The placenta, previously disregarded, is now a key asset for TBI’s team. Their cutting-edge research focuses on generating stem cells that show promise in maturing into or aiding various cell types within the body. Their initial targets are inborn errors of metabolism (IEMs) detected through newborn screening, with early evidence pointing to potential treatments for three disorders.

David Paolella is personally connected to the cause, with two of his children affected by Phenylketonuria (PKU). A known figure in the PKU community for developing Glytactin — a first-of-its-kind medical food designed for PKU management — Paolella is deeply invested in TBI’s success. He describes the stark reality for newborns with IEMs, where common foods can be harmful, necessitating a critical need for alternative therapies.

While PKU can be managed with a complex diet and emerging drugs, there’s a pressing need for more effective treatments. Dr. Sarkissian, whose early research became the PKU drug Palynziq (BMRN), highlights the severe limitations associated with current treatment modalities including liver transplants, the current last-resort treatment for many IEMs.

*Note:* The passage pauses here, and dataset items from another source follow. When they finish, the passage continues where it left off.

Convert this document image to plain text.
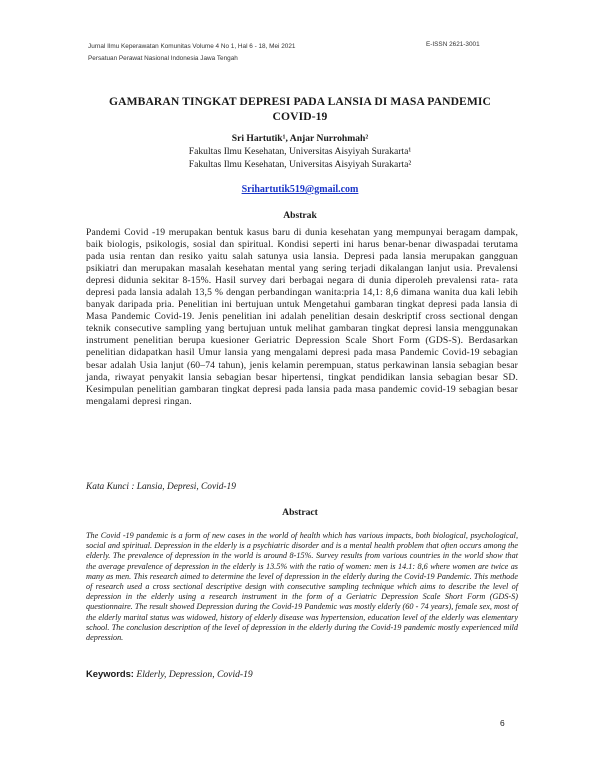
Jurnal Ilmu Keperawatan Komunitas Volume 4 No 1, Hal 6 - 18, Mei 2021
Persatuan Perawat Nasional Indonesia Jawa Tengah
E-ISSN 2621-3001
GAMBARAN TINGKAT DEPRESI PADA LANSIA DI MASA PANDEMIC
COVID-19
Sri Hartutik¹, Anjar Nurrohmah²
Fakultas Ilmu Kesehatan, Universitas Aisyiyah Surakarta¹
Fakultas Ilmu Kesehatan, Universitas Aisyiyah Surakarta²
Srihartutik519@gmail.com
Abstrak
Pandemi Covid -19 merupakan bentuk kasus baru di dunia kesehatan yang mempunyai beragam dampak, baik biologis, psikologis, sosial dan spiritual. Kondisi seperti ini harus benar-benar diwaspadai terutama pada usia rentan dan resiko yaitu salah satunya usia lansia. Depresi pada lansia merupakan gangguan psikiatri dan merupakan masalah kesehatan mental yang sering terjadi dikalangan lanjut usia. Prevalensi depresi didunia sekitar 8-15%. Hasil survey dari berbagai negara di dunia diperoleh prevalensi rata- rata depresi pada lansia adalah 13,5 % dengan perbandingan wanita:pria 14,1: 8,6 dimana wanita dua kali lebih banyak daripada pria. Penelitian ini bertujuan untuk Mengetahui gambaran tingkat depresi pada lansia di Masa Pandemic Covid-19. Jenis penelitian ini adalah penelitian desain deskriptif cross sectional dengan teknik consecutive sampling yang bertujuan untuk melihat gambaran tingkat depresi lansia menggunakan instrument penelitian berupa kuesioner Geriatric Depression Scale Short Form (GDS-S). Berdasarkan penelitian didapatkan hasil Umur lansia yang mengalami depresi pada masa Pandemic Covid-19 sebagian besar adalah Usia lanjut (60–74 tahun), jenis kelamin perempuan, status perkawinan lansia sebagian besar janda, riwayat penyakit lansia sebagian besar hipertensi, tingkat pendidikan lansia sebagian besar SD. Kesimpulan penelitian gambaran tingkat depresi pada lansia pada masa pandemic covid-19 sebagian besar mengalami depresi ringan.
Kata Kunci : Lansia, Depresi, Covid-19
Abstract
The Covid -19 pandemic is a form of new cases in the world of health which has various impacts, both biological, psychological, social and spiritual. Depression in the elderly is a psychiatric disorder and is a mental health problem that often occurs among the elderly. The prevalence of depression in the world is around 8-15%. Survey results from various countries in the world show that the average prevalence of depression in the elderly is 13.5% with the ratio of women: men is 14.1: 8,6 where women are twice as many as men. This research aimed to determine the level of depression in the elderly during the Covid-19 Pandemic. This methode of research used a cross sectional descriptive design with consecutive sampling technique which aims to describe the level of depression in the elderly using a research instrument in the form of a Geriatric Depression Scale Short Form (GDS-S) questionnaire. The result showed Depression during the Covid-19 Pandemic was mostly elderly (60 - 74 years), female sex, most of the elderly marital status was widowed, history of elderly disease was hypertension, education level of the elderly was elementary school. The conclusion description of the level of depression in the elderly during the Covid-19 pandemic mostly experienced mild depression.
Keywords: Elderly, Depression, Covid-19
6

Dr. Gramignoli’s extensive experience with hepatocytes and translational stem cell research is central to TBI’s innovative approach. His work with placental cells has laid the groundwork for TBI’s technology, now poised for dialogue with the FDA.TBI’s placental cell therapy represents a potentially groundbreaking approach, offering hope for safer and better treatments. As the company advances toward clinical trials, its primary goal is to redefine the management of hereditary disorders through the promise of placental cells. TBI, with its combination of leadership and expertise, is eager to deliver on this promise.